The court ruling comes as Gov. Doug Ducey appointed former state Rep. Justin Olson, R-Mesa, to the commission. He replaces Doug Little, also a Republican, who quit to take a post in the Trump administration with the U.S. Department of Energy.
Olson left the Legislature at the end of 2016 to make an unsuccessful bid for Congress. Now a senior tax analyst for the Apollo Education Group in Phoenix, he will serve out the 15 months remaining on Little’s term; at that point he would have to decide if he wants a full four-year term of his own.
Ducey, in a prepared statement, said Olson has “a reputation as a strong proponent for taxpayers and an incredibly hard worker.”
Tuesday’s Supreme Court order does not explain the decision to spurn Burns’ request.
But the ruling comes after Mary O’Grady, the company’s attorney, told the justices there was no reason for them to jump into the legal fray now, what with the parallel case before Kiley. She argued that Burns’ petition to the high court to void the rate hike was “an attempt to gain leverage” in that other case “by putting the new rates at risk.”
“The court should reject that ploy,” O’Grady wrote.
There was no immediate response from Burns.
He had previously conceded to Capitol Media Services there was no legal precedent for the extraordinary relief he was seeking in having the justices void a rate increase which had been approved by the commission. But Burns insisted that the current political situation — including the open hostility between him and the other four commissioners — forced him to try to seek Supreme Court intervention.

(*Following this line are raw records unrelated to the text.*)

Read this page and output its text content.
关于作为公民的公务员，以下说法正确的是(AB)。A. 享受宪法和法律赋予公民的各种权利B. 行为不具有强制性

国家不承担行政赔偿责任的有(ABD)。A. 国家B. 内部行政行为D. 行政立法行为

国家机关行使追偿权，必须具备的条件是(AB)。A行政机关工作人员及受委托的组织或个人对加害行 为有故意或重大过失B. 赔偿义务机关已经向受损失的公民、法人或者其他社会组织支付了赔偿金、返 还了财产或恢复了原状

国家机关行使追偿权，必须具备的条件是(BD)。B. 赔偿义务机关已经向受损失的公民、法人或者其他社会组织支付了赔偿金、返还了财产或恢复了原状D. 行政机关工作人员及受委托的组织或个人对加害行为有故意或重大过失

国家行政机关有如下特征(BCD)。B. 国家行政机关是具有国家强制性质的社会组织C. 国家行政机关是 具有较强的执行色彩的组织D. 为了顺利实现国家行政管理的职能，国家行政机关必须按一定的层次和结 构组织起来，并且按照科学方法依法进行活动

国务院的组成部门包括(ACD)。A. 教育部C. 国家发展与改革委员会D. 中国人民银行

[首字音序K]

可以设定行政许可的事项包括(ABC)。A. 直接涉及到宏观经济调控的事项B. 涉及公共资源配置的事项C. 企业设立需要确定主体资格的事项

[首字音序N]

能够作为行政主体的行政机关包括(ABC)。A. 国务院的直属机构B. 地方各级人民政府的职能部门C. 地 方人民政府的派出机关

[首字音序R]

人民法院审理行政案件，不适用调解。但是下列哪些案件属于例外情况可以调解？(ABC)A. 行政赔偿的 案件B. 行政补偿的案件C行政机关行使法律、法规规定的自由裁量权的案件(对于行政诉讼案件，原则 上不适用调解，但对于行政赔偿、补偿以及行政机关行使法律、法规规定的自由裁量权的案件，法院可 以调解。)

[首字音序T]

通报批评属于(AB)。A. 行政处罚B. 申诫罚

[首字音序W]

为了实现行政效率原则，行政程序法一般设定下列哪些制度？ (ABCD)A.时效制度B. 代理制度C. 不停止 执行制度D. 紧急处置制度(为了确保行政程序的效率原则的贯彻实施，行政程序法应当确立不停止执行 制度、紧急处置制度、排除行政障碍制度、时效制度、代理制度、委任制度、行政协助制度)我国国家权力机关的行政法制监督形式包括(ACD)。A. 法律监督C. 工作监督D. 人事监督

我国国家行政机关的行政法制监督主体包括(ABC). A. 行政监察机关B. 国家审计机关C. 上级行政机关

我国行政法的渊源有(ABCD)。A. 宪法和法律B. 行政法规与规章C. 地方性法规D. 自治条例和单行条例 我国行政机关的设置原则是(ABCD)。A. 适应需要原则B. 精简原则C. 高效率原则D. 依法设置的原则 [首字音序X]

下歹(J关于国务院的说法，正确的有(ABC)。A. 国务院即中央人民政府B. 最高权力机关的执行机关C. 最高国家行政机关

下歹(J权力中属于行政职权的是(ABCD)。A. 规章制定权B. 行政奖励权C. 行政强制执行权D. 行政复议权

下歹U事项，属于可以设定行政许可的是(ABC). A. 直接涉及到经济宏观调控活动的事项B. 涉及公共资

At issue is the 4-1 vote by the commission which resulted in an immediate increase of $7 a month to the average APS residential customer.
That vote came after a deal was hammered out among the utility, the commission’s own staff, the Residential Utility Consumer Office and most of the groups and individuals who had interceded in the case. Also on board were companies that sell or lease solar panels to homeowners and businesses to generate their own electricity as the final package blunted the fiscal impact on their customers.
Burns has been arguing that there is reason to believe that the company does not need the money.
Among the issues he wants explored is how much of $3.2 million donated anonymously to help elect Republicans Little and Tom Forese to the panel in 2014 came from APS or parent Pinnacle West Capital Corp. A spokesman for APS will neither confirm nor deny the company’s role in that campaign.
Burns sought to question company executives about the cash.
APS was more upfront about the $4.2 million it spent last year to ensure the five member commission remained an all-Republican affair.
Burns said all that raises the question of whether the other commissioners were beholden to APS.
Bill Richards, his attorney, was more pointed in his arguments.
He said the decision by the other four commissioners to deny Burns’ subpoena requests and vote on the issue means they let APS increase its rates before there was a chance to ascertain how much money the company spent to get a commission of its choosing.